Trocknung von MEMS-Sensoren mit Infrarotheizung
Wenn Sie bereits in der Herstellung von MEMS-Sensoren gearbeitet haben, wissen Sie, wie schwierig es ist, überschüssige Feuchtigkeit nach dem Nassätzen oder Reinigen zu entfernen. Das ist wirklich ein echtes Problem. Die meisten Menschen werfen einfach alles in einen Konvektionsofen – doch das ist im Grunde genommen so, als würde man das ganze Haus heizen, nur um eine Pizza aufzuwärmen. Das bedeutet enorme Energieverschwendung.

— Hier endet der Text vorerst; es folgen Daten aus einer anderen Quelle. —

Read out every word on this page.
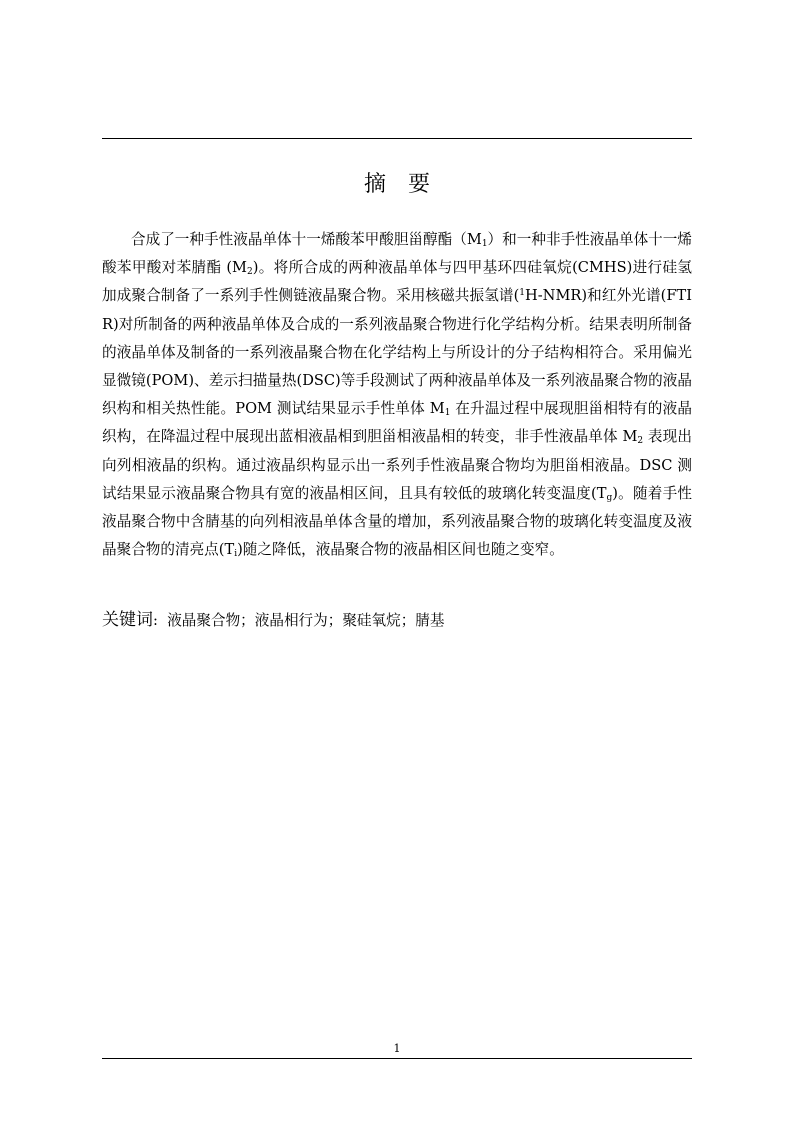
摘 要

合成了一种手性液晶单体十一烯酸苯甲酸胆甾醇酯$(M_1)$和一种非手性液晶单体十一烯酸苯甲酸对苯腈酯 $(M_2)$。将所合成的两种液晶单体与四甲基环四硅氧烷(CMHS)进行硅氢加成聚合制备了一系列手性侧链液晶聚合物。采用核磁共振氢谱($^1$H-NMR)和红外光谱(FTIR)对所制备的两种液晶单体及合成的一系列液晶聚合物进行化学结构分析。结果表明所制备的液晶单体及制备的一系列液晶聚合物在化学结构上与所设计的分子结构相符合。采用偏光显微镜(POM)、差示扫描量热(DSC)等手段测试了两种液晶单体及一系列液晶聚合物的液晶织构和相关热性能。POM 测试结果显示手性单体 $M_1$ 在升温过程中展现胆甾相特有的液晶织构，在降温过程中展现出蓝相液晶相到胆甾相液晶相的转变，非手性液晶单体 $M_2$ 表现出向列相液晶的织构。通过液晶织构显示出一系列手性液晶聚合物均为胆甾相液晶。DSC 测试结果显示液晶聚合物具有宽的液晶相区间，且具有较低的玻璃化转变温度$(T_g)$。随着手性液晶聚合物中含腈基的向列相液晶单体含量的增加，系列液晶聚合物的玻璃化转变温度及液晶聚合物的清亮点$(T_i)$随之降低，液晶聚合物的液晶相区间也随之变窄。

关键词: 液晶聚合物；液晶相行为；聚硅氧烷；腈基
1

Deshalb verwenden wir Kurzwellen-Infrarotlampen. Anstatt die Luft um den Wafer zu erwärmen, wird die Oberfläche direkt beheizt. Das ist eine viel effektivere Methode, um energieeffizient zu arbeiten.
Die Geschwindigkeit
Das Beste daran: Die Heizzeit ist fast sofort. Resistive Heizungen benötigen lange Zeit, bis sie vollständig warm sind – das bedeutet, dass man Energie verschwendet, während man darauf wartet, dass die Maschine startet. Infrarotlampen tun das nicht. Sie erreichen sofort die Betriebstemperatur. Da wir das Kurzwellenspektrum nutzen, dringt die Wärme in den Wafer ein und verdampft die Flüssigkeiten, bevor das Substrat überhaupt überhitzt. Dadurch entsteht eine kleinere Maschine sowie geringere Energiekosten.
Die technischen Details
Wir verwenden hochreinen Quarzkörper für die Lampen. In einer Halbleiterfabrik stellt eine metallische Kontamination ein großes Problem dar – deshalb gehen wir dort keine Risiken ein. Wir justieren außerdem die Fäden so, dass die Emissionen genau denen entsprechen, die vom Wafermaterial aufgenommen werden müssen.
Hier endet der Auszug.